Abnousse Shalmani, journaliste et écrivaine. 29 mars 2023
[Les éléments de la Revue de presse sont sélectionnés à titre informatif et ne reflètent pas nécessairement la position du Comité Laïcité République.]
Lire "Et si on arrêtait d’"hygiéniser" les vies d’enfants ? Par Abnousse Shalmani"
"[...] Jusqu’aux années 2010, l’enfance et l’adolescence étaient vues pour ce qu’elles sont : une période de transition, un état passager, un apprentissage, mais aussi une période de doute salutaire, d’innocence contrariée, de désirs butés, de déceptions douloureuses. Un temps de liberté, certes limitée par l’école, les parents, les interdits, mais un temps libre car dénué de responsabilité d’adulte, un temps de répétition générale, un temps brouillon. Depuis, l’individualisme forcené a accouché d’une infantilisation généralisée qui se manifeste par une absence criante d’humour et une sensiblerie écœurante. Pourtant cette infantilisation est contrariée, pour ne pas dire contradictoire.

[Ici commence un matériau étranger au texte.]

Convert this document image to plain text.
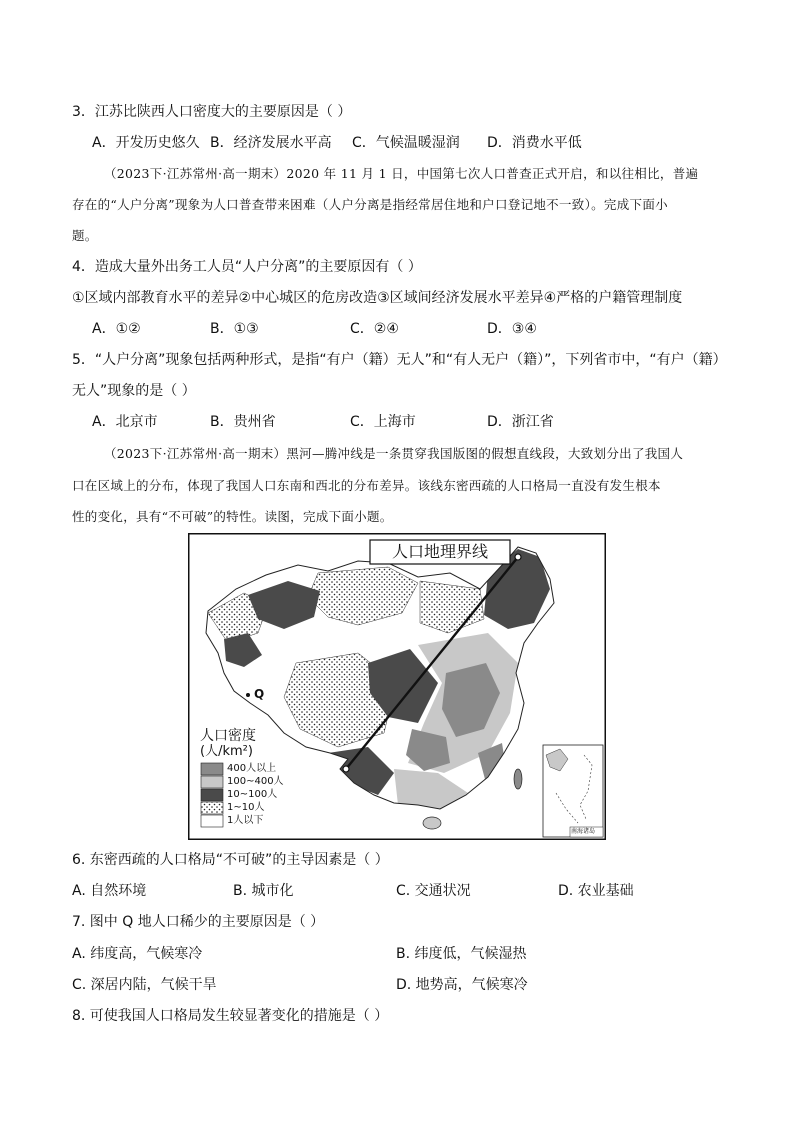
3．江苏比陕西人口密度大的主要原因是（ ）
A．开发历史悠久 B．经济发展水平高 C．气候温暖湿润 D．消费水平低
（2023下·江苏常州·高一期末）2020 年 11 月 1 日，中国第七次人口普查正式开启，和以往相比，普遍
存在的“人户分离”现象为人口普查带来困难（人户分离是指经常居住地和户口登记地不一致）。完成下面小
题。
4．造成大量外出务工人员“人户分离”的主要原因有（ ）
①区域内部教育水平的差异②中心城区的危房改造③区域间经济发展水平差异④严格的户籍管理制度
A．①②	B．①③	C．②④	D．③④
5．“人户分离”现象包括两种形式，是指“有户（籍）无人”和“有人无户（籍）”，下列省市中，“有户（籍）
无人”现象的是（ ）
A．北京市	B．贵州省	C．上海市	D．浙江省
（2023下·江苏常州·高一期末）黑河—腾冲线是一条贯穿我国版图的假想直线段，大致划分出了我国人
口在区域上的分布，体现了我国人口东南和西北的分布差异。该线东密西疏的人口格局一直没有发生根本
性的变化，具有“不可破”的特性。读图，完成下面小题。
人口地理界线
Q
人口密度
(人/km²)
400人以上
100~400人
10~100人
1~10人
1人以下
南海诸岛
6. 东密西疏的人口格局“不可破”的主导因素是（ ）
A. 自然环境	B. 城市化	C. 交通状况	D. 农业基础
7. 图中 Q 地人口稀少的主要原因是（ ）
A. 纬度高，气候寒冷	B. 纬度低，气候湿热
C. 深居内陆，气候干旱	D. 地势高，气候寒冷
8. 可使我国人口格局发生较显著变化的措施是（ ）
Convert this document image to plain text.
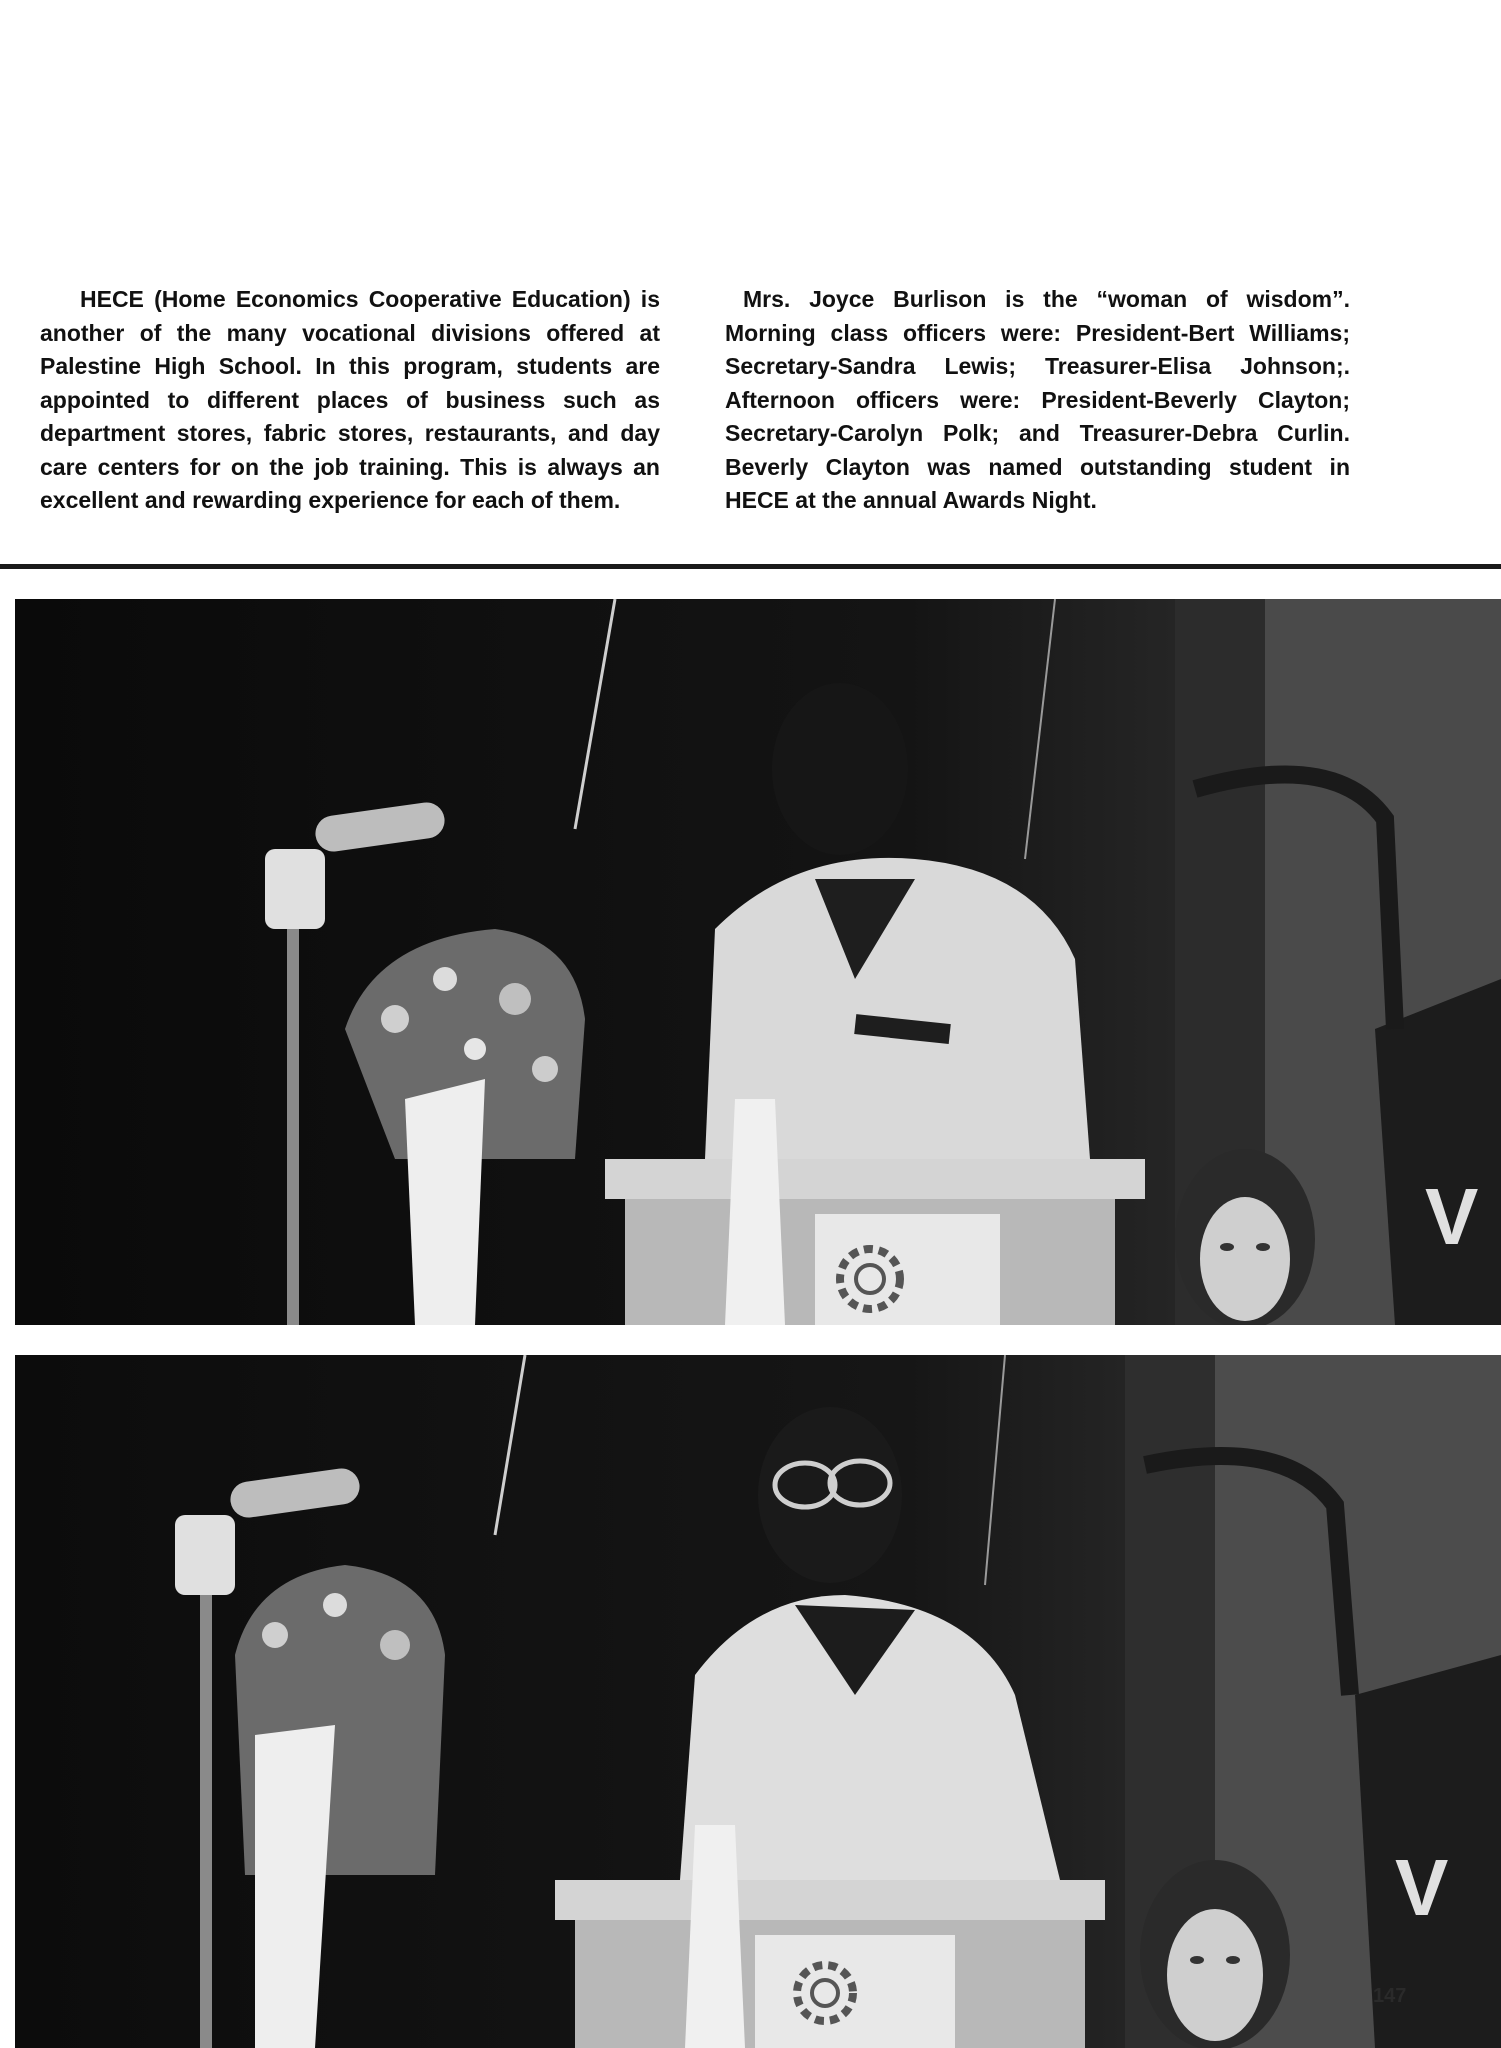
HECE (Home Economics Cooperative Education) is another of the many vocational divisions offered at Palestine High School. In this program, students are appointed to different places of business such as department stores, fabric stores, restaurants, and day care centers for on the job training. This is always an excellent and rewarding experience for each of them.

Mrs. Joyce Burlison is the “woman of wisdom”. Morning class officers were: President-Bert Williams; Secretary-Sandra Lewis; Treasurer-Elisa Johnson;. Afternoon officers were: President-Beverly Clayton; Secretary-Carolyn Polk; and Treasurer-Debra Curlin. Beverly Clayton was named outstanding student in HECE at the annual Awards Night.

V
V
147
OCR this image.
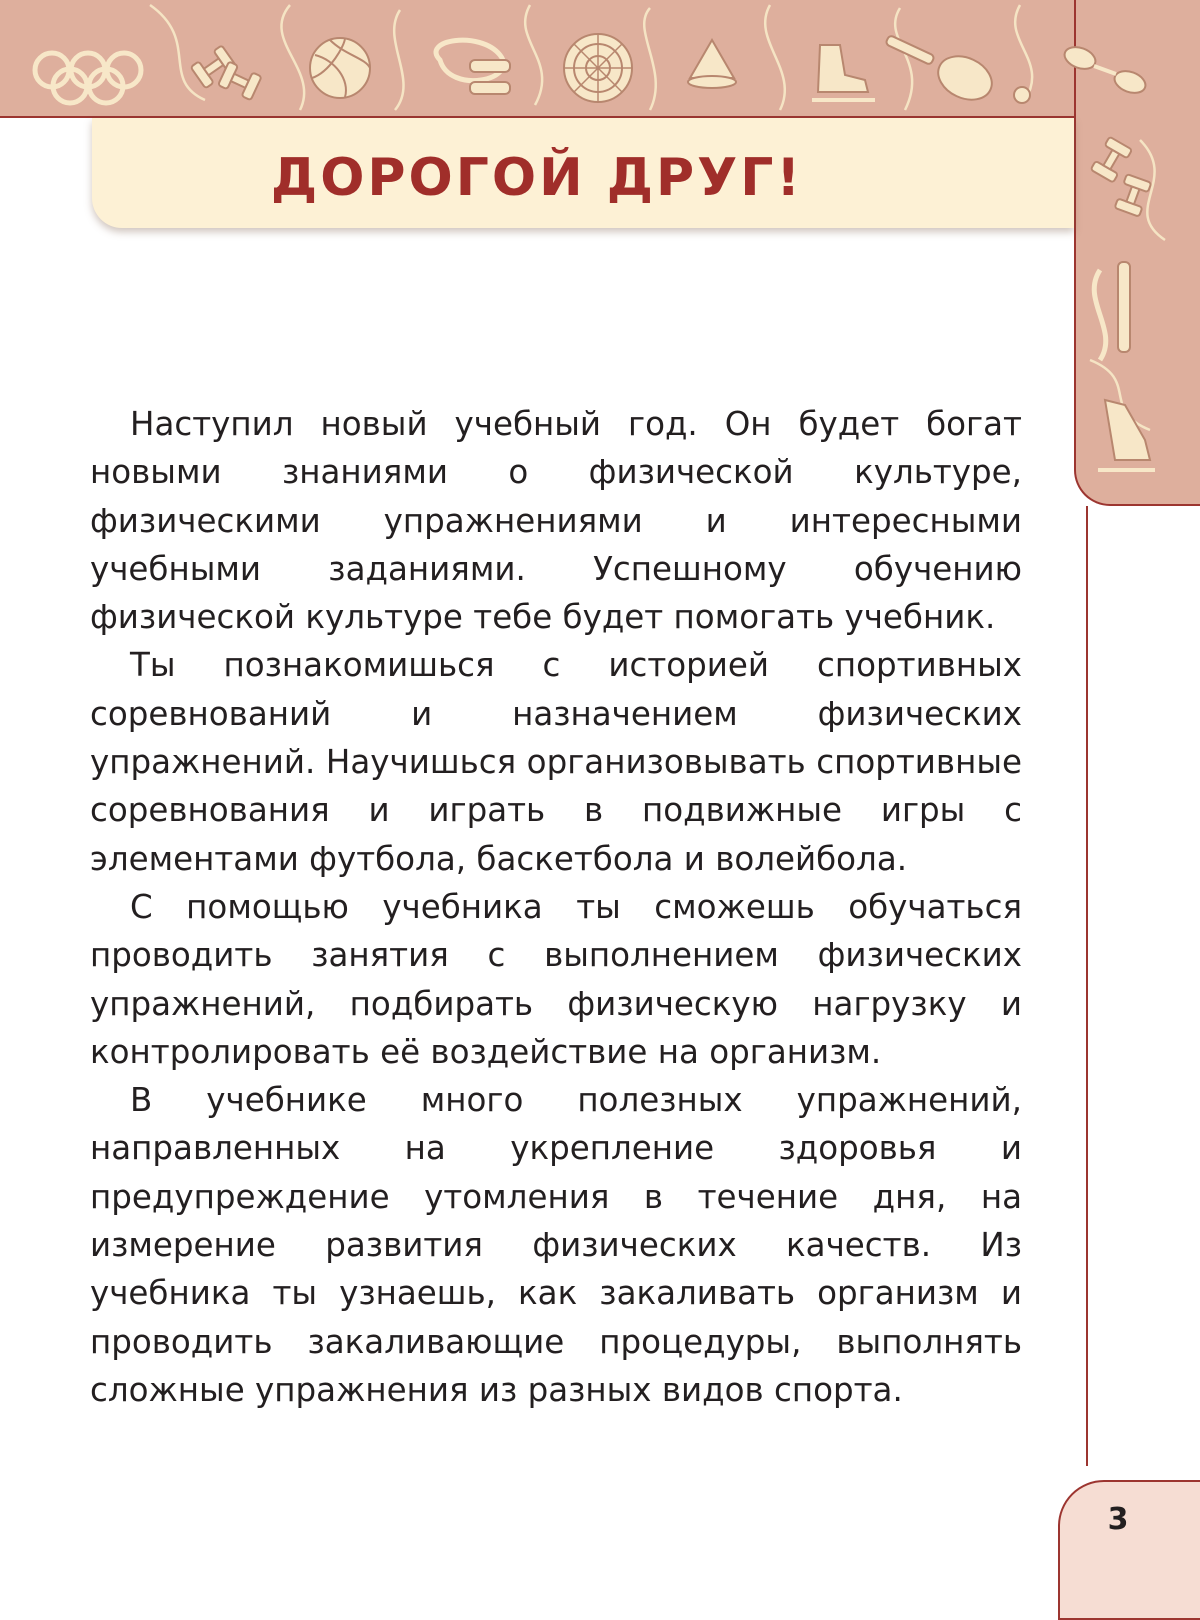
ДОРОГОЙ ДРУГ!

Наступил новый учебный год. Он будет богат новыми знаниями о физической культуре, физическими упражнениями и интересными учебными заданиями. Успешному обучению физической культуре тебе будет помогать учебник.

Ты познакомишься с историей спортивных соревнований и назначением физических упражнений. Научишься организовывать спортивные соревнования и играть в подвижные игры с элементами футбола, баскетбола и волейбола.

С помощью учебника ты сможешь обучаться проводить занятия с выполнением физических упражнений, подбирать физическую нагрузку и контролировать её воздействие на организм.

В учебнике много полезных упражнений, направленных на укрепление здоровья и предупреждение утомления в течение дня, на измерение развития физических качеств. Из учебника ты узнаешь, как закаливать организм и проводить закаливающие процедуры, выполнять сложные упражнения из разных видов спорта.

3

D’un côté l’enfance et l’adolescence sont surcotées à travers les ressentis et émotions qu’il faut dorénavant prendre au pied de la lettre. L’enfant et l’adolescent ont toujours eu des choses à nous dire, mais il s’agit dorénavant de considérer leurs ressentis comme ayant la même valeur que le savoir des adultes, effaçant les limites profitables, celles qui permettent justement à l’innocence toute-puissante de se castagner à la réalité et d’apprendre à vivre la vie avec ses impossibles. L’enfant ne doit plus être contredit puisqu’il sait - le punir en l’envoyant dans sa chambre réfléchir à sa bêtise relève de la maltraitance. L’enfant roi est devenu tyrannique, et l’adulte jaloux de tant de pouvoir préfère lui aussi son ressenti à la réalité, son sentiment à la réalité. L’écolier, le collégien, le lycéen et l’étudiant en savent autant que leurs instituteurs et professeurs, et leur micro-vécu doit être considéré au même titre que l’érudition accumulée au fil des études. Brouillage criminel de la transmission qui empêche la possibilité d’appréhender le monde en constatant sa saine ignorance et de s’offrir le cadeau inestimable de l’ambition intellectuelle, celle de la découverte de l’inconnu, qui ne se trouve évidemment pas dans un vécu, aussi passionnant, sordide, difficile, choyé qu’il soit d’individus aux dents de lait de 12, 15 ou 20 ans !
En parallèle, l’importance démesurée et la place illégitime données à ces états humains passagers que sont l’enfance et l’adolescence les chargent d’un poids bien trop lourd à porter et les envoient directement chez les psychologues, psychanalystes et psychiatres, qui les gavent en retour de problématiques qui ne sont pas de leurs âges et de psychotropes qui les abîment pour le restant de leurs jours. Car comment imaginer un instant qu’un "enfant" de 14 ans, sûrement encore vierge, est capable du haut de sa saine immaturité de se rendre à la préfecture pour choisir son sexe, comme la loi espagnole vient de le décréter dans un de ces moments politiques qui seront une honte nationale d’ici à quelques années ? Alors que, dans le même temps, la loi considère qu’un mineur ne peut avoir de rapport sexuel consenti !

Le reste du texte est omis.